Eu devo recear que o senado rejeite o voto separado, porque existem na casa cinco senadores que são membros do passado ministério, além de um atual ministro e vários conselheiros de estado. Eu não direi que eles são pelo regimento inibidos de votar nesta questão, por ser em causa própria, mas direi que no parlamento inglês, quando se vence uma questão só por votos dos ministros, supõe-se que o ministério a perdeu, e ele é forçado a retirar-se. Quando no parlamento inglês há uma votação que teve maioria, porque o votaram ministros ou membros que, posto não sejam ministros, se consideram fazer parte da administração, o ministério julga-se vencido, não se contam como da maioria os votos de seus membros, e ele retira-se.

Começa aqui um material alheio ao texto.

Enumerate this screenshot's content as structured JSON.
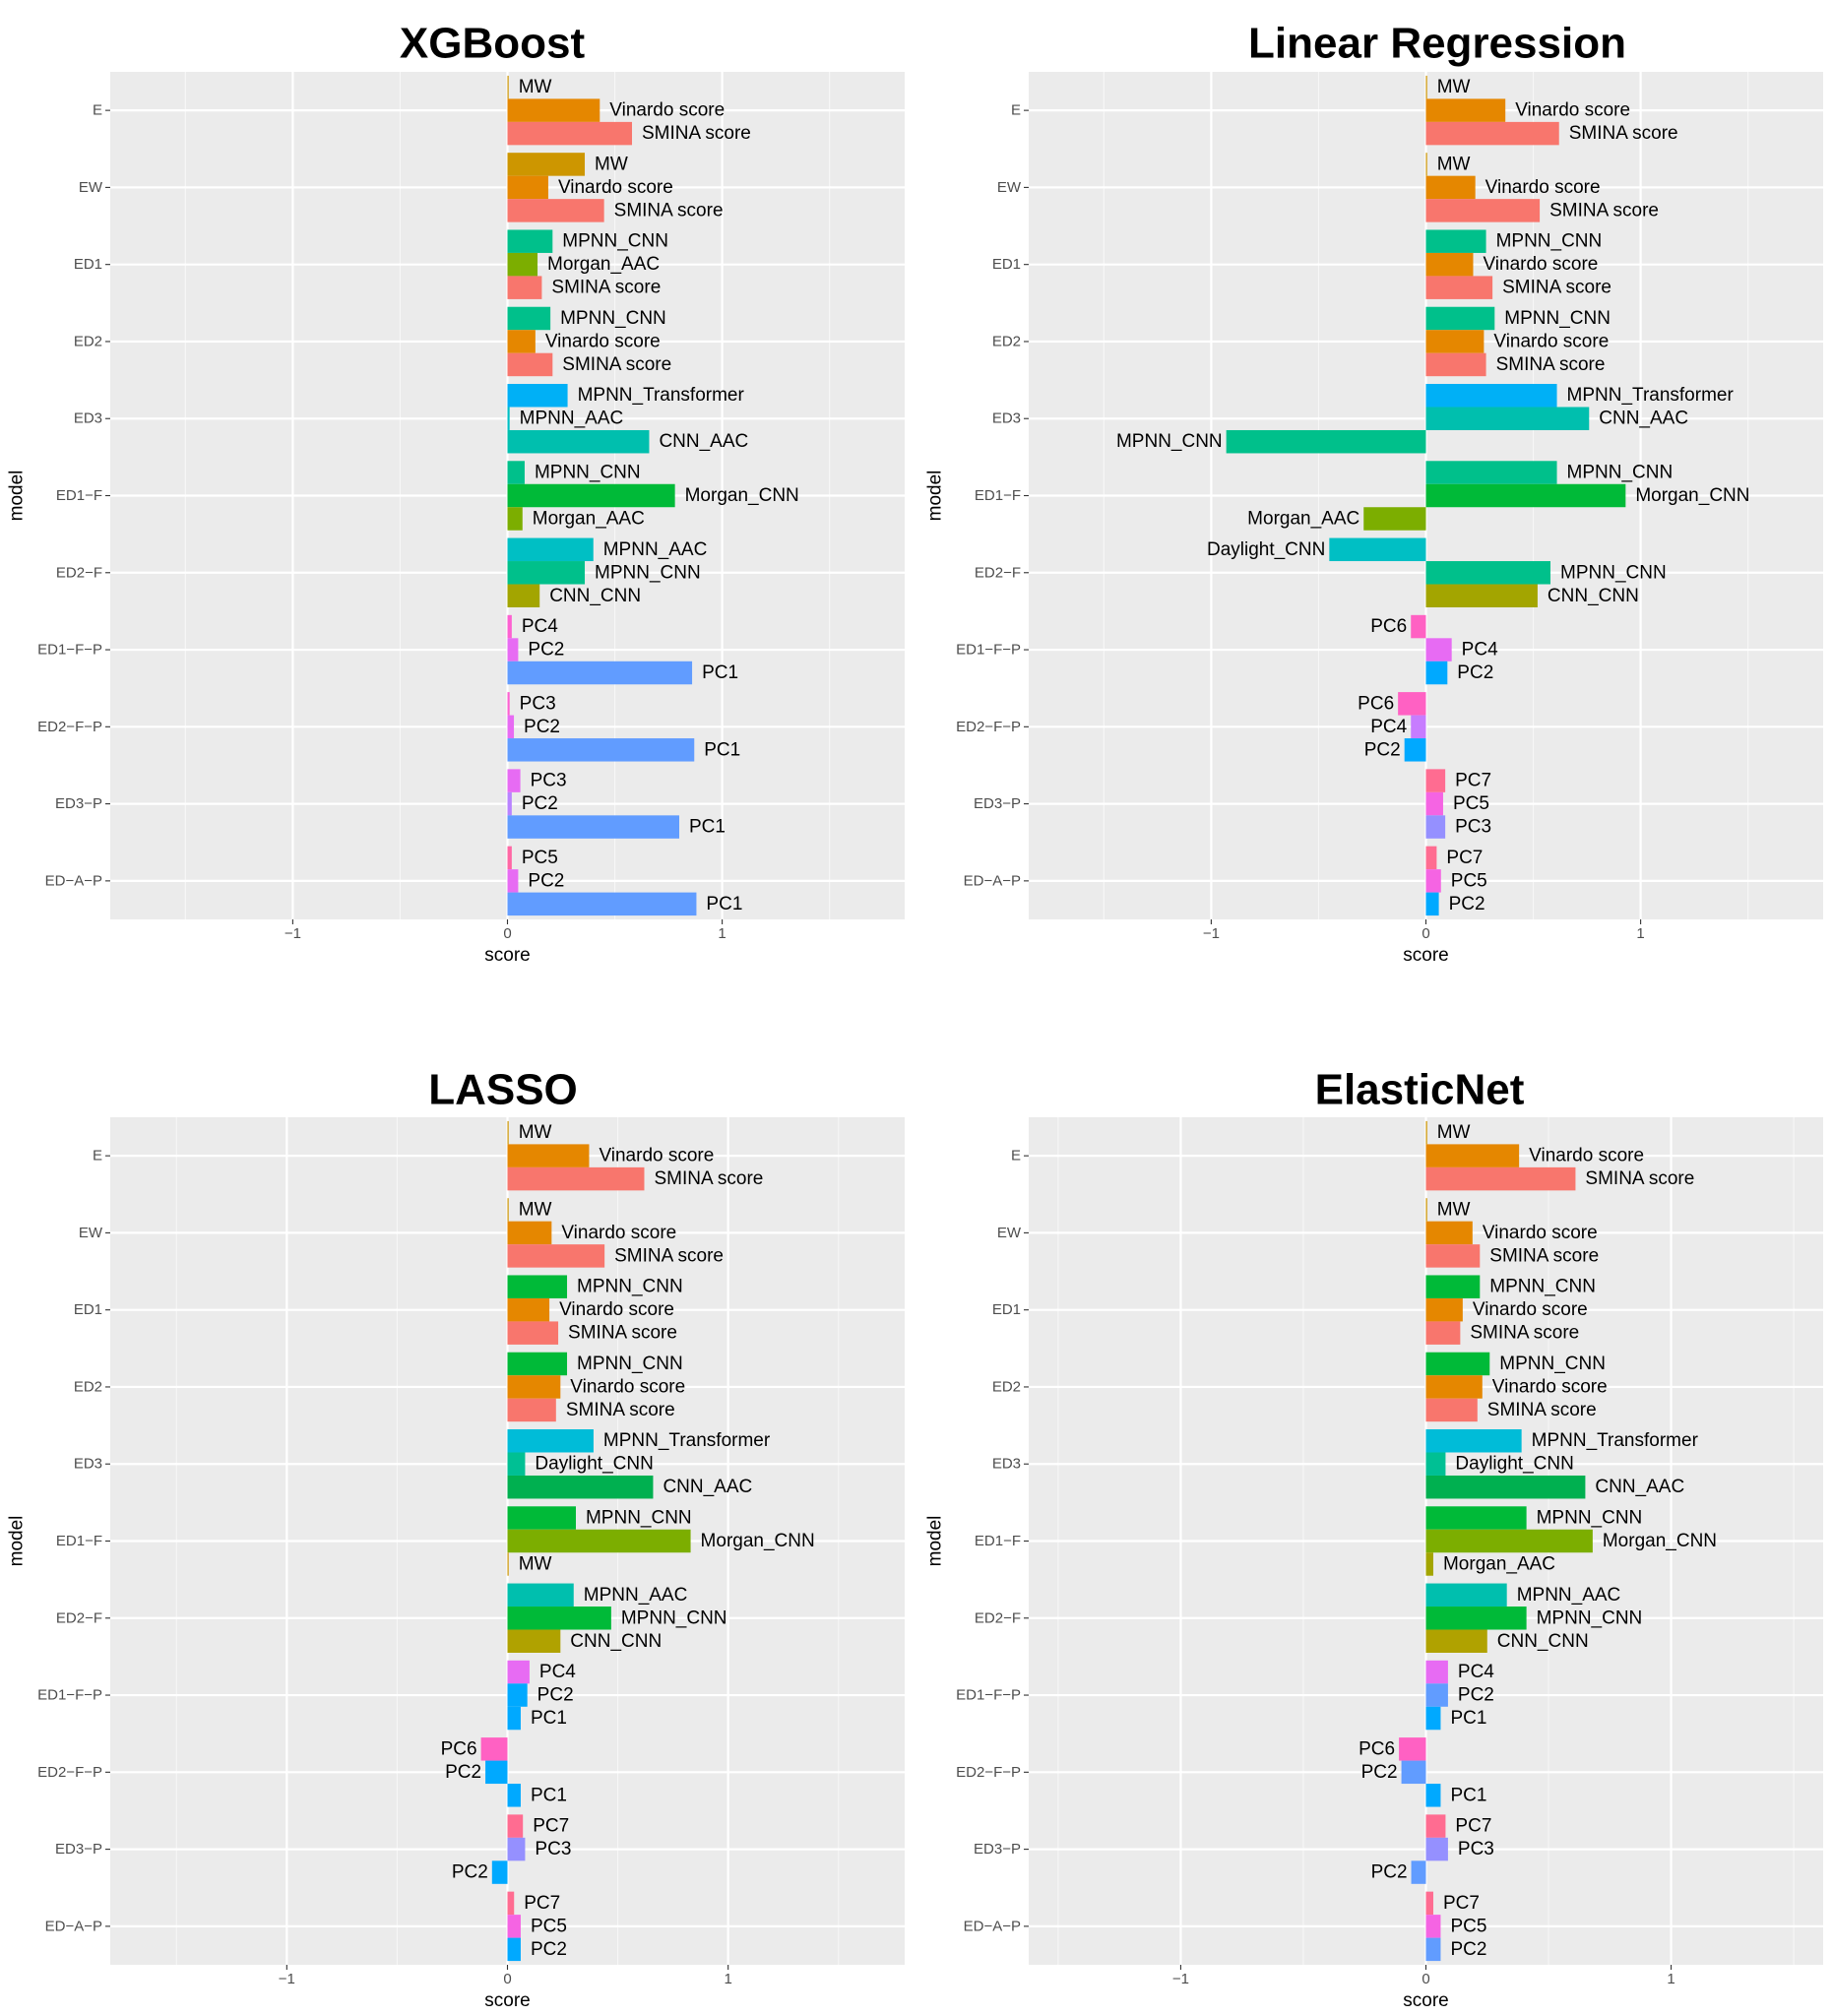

Nesta questão vejo, além de quatro votos, mais cinco votos na casa que devem rejeitar o voto separado, porque o projeto da comissão lhes dá um bill de indenidade: são pois suspeitos, embora possam votar, se o regulamento da casa isto lhes permite; mas, segundo as regras do governo representativo, de que a Inglaterra é o modelo, se se rejeitar por esses votos suspeitos o voto separado, direi que ele foi aprovado, e a nação dirá comigo. Essas regras são as que nos devem dirigir e julgar, pois são as de todo governo representativo regular; nós nascemos ontem; passamos do estado de colônia para governo representativo; a nação de que fazíamos parte e de quem éramos colônia não tinha governo representativo; era escrava, e até muito atrasada na escala da civilização; logo, para marcharmos; havemos tomar por modelo e por norte essa grande nação que lutou séculos para conseguir o governo representativo, e que desde 1688 o tem estável e glorioso, e cada vez mais firmando e desenvolvendo as regras desta forma de governo.

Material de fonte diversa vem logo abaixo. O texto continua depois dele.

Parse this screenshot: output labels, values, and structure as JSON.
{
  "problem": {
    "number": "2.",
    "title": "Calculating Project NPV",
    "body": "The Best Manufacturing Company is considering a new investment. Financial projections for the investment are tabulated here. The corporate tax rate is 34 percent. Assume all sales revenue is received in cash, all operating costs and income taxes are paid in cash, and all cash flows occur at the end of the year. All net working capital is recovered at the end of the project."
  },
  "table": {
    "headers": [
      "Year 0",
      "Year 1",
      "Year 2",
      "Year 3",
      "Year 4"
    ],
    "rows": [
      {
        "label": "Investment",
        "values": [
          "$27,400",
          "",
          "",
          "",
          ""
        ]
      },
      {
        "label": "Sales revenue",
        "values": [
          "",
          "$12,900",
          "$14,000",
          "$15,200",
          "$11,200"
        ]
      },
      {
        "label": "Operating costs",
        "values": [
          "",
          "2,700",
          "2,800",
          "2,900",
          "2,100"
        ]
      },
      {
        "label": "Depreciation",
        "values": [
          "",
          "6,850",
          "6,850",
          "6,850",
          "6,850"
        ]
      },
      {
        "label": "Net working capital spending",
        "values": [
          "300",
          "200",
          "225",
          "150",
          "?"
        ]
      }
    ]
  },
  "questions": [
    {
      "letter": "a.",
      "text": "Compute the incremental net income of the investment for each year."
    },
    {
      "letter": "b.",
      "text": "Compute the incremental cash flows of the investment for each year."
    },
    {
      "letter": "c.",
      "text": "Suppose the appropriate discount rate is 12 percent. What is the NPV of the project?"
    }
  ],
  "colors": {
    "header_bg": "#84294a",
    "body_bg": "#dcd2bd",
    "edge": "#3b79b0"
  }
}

Tendo dito a minha opinião, tendo apresentado as razões por que estou convencido dela, nada mais direi senão que muito desejarei que o senado aprove o voto separado, porque julgo isto um bem para o país e uma necessidade para a honra e dignidade do senado. Deste modo salva-se o senado de se tornar suspeito como juiz; salva-se o senado de santificar uma política que ainda não examinou e considerou, e que eu julgo fatal e desastrosa ao país; salva-se o senado de impor ao novo governo uma política, que talvez rejeita, e conserva o senado a posição que a constituição lhe assinalou. Mas, se outra coisa se vencer, só me resta submeter-me ao juízo do senado, deplorar a sorte do meu país, e esperar o juízo definitivo do futuro.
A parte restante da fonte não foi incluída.